It's no secret that I am a huge fan of the "Back To The Future" trilogy. Hell, I almost burned down my garage as a kid trying to recreate the time machine's fire trails (click here to read about that). Being that this is the year that Marty & Doc travel to in the second installment, the internet has blown up with articles about what the movie got right and wrong about 2015.

We decided to watch the entire trilogy over the weekend, and while I was looking for things that may have been overlooked in the comparison articles, I discovered something that blew my mind. Flying cars isn't the only thing "Back To The Future - Part 2" got wrong. Someone on the writing staff seriously fluxed up Doctor Emmett L. Brown's time travel logic.

If you'll recall, the DeLorean needs not only 1.21 jigawatts of electricity to travel through time, but it also needs to be traveling at 88 miles per hour, right? If that's the case, "Back To The Future - Part 3" should never have happened.

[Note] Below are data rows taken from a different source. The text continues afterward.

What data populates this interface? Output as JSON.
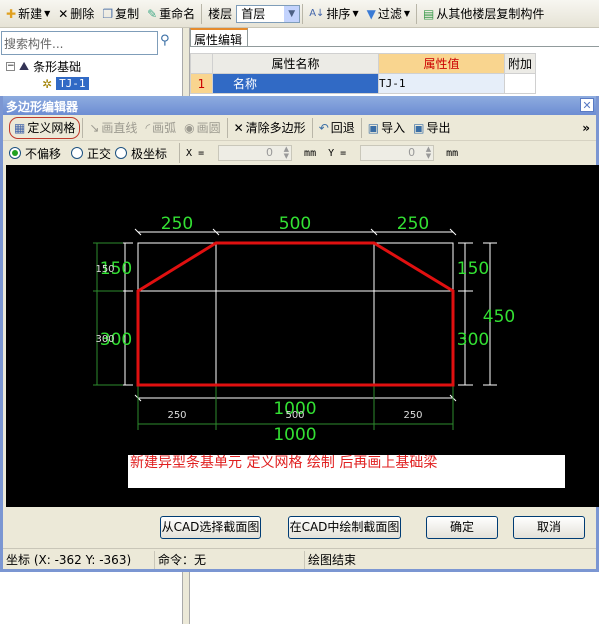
{
  "toolbar": {
    "new": "新建",
    "delete": "删除",
    "copy": "复制",
    "rename": "重命名",
    "floor_label": "楼层",
    "floor_value": "首层",
    "sort": "排序",
    "filter": "过滤",
    "copy_from_floor": "从其他楼层复制构件"
  },
  "left": {
    "search_placeholder": "搜索构件...",
    "tree_root": "条形基础",
    "tree_child": "TJ-1"
  },
  "props": {
    "tab": "属性编辑",
    "headers": [
      "属性名称",
      "属性值",
      "附加"
    ],
    "rows": [
      {
        "num": "1",
        "name": "名称",
        "value": "TJ-1",
        "extra": ""
      }
    ]
  },
  "dialog": {
    "title": "多边形编辑器",
    "tools": {
      "define_grid": "定义网格",
      "draw_line": "画直线",
      "draw_arc": "画弧",
      "draw_circle": "画圆",
      "clear": "清除多边形",
      "undo": "回退",
      "import": "导入",
      "export": "导出",
      "more": "»"
    },
    "options": {
      "no_offset": "不偏移",
      "ortho": "正交",
      "polar": "极坐标",
      "x_label": "X =",
      "x_value": "0",
      "y_label": "Y =",
      "y_value": "0",
      "unit": "mm"
    },
    "drawing": {
      "top_dims": [
        "250",
        "500",
        "250"
      ],
      "right_dims": [
        "150",
        "300"
      ],
      "right_total": "450",
      "left_dims": [
        "150",
        "300"
      ],
      "left_small": [
        "150",
        "300"
      ],
      "bottom_total": "1000",
      "bottom_small": [
        "250",
        "500",
        "250"
      ],
      "bottom_total2": "1000"
    },
    "note": "新建异型条基单元 定义网格 绘制 后再画上基础梁",
    "buttons": {
      "from_cad": "从CAD选择截面图",
      "draw_in_cad": "在CAD中绘制截面图",
      "ok": "确定",
      "cancel": "取消"
    },
    "status": {
      "coords": "坐标 (X: -362 Y: -363)",
      "command": "命令：无",
      "message": "绘图结束"
    }
  },
  "colors": {
    "polygon": "#e01010",
    "dim_text": "#33e033",
    "grid": "#ffffff"
  }
}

At the end of second movie, everything gets resolved and Marty and Doc are about to head home to 1985. But while hovering in the sky, and with the time circuits engaged, the DeLorean is struck by lightning sending Doc back to 1885. But wait a minute? Doc was stationary! How did that happen? If that worked, there goes the plot of the first movie. There was no need for Marty to speed towards the clock tower accelerating to 88mph, he could have just sat in the street and waited for the lightning to hit.

So there you have it. In a matter of seconds my childhood crumbled. Does this mean that Doc's flux capacitor doesn't really work? Does Hill Valley even exist? If Marty McFly didn't invent Rock & Roll, who did?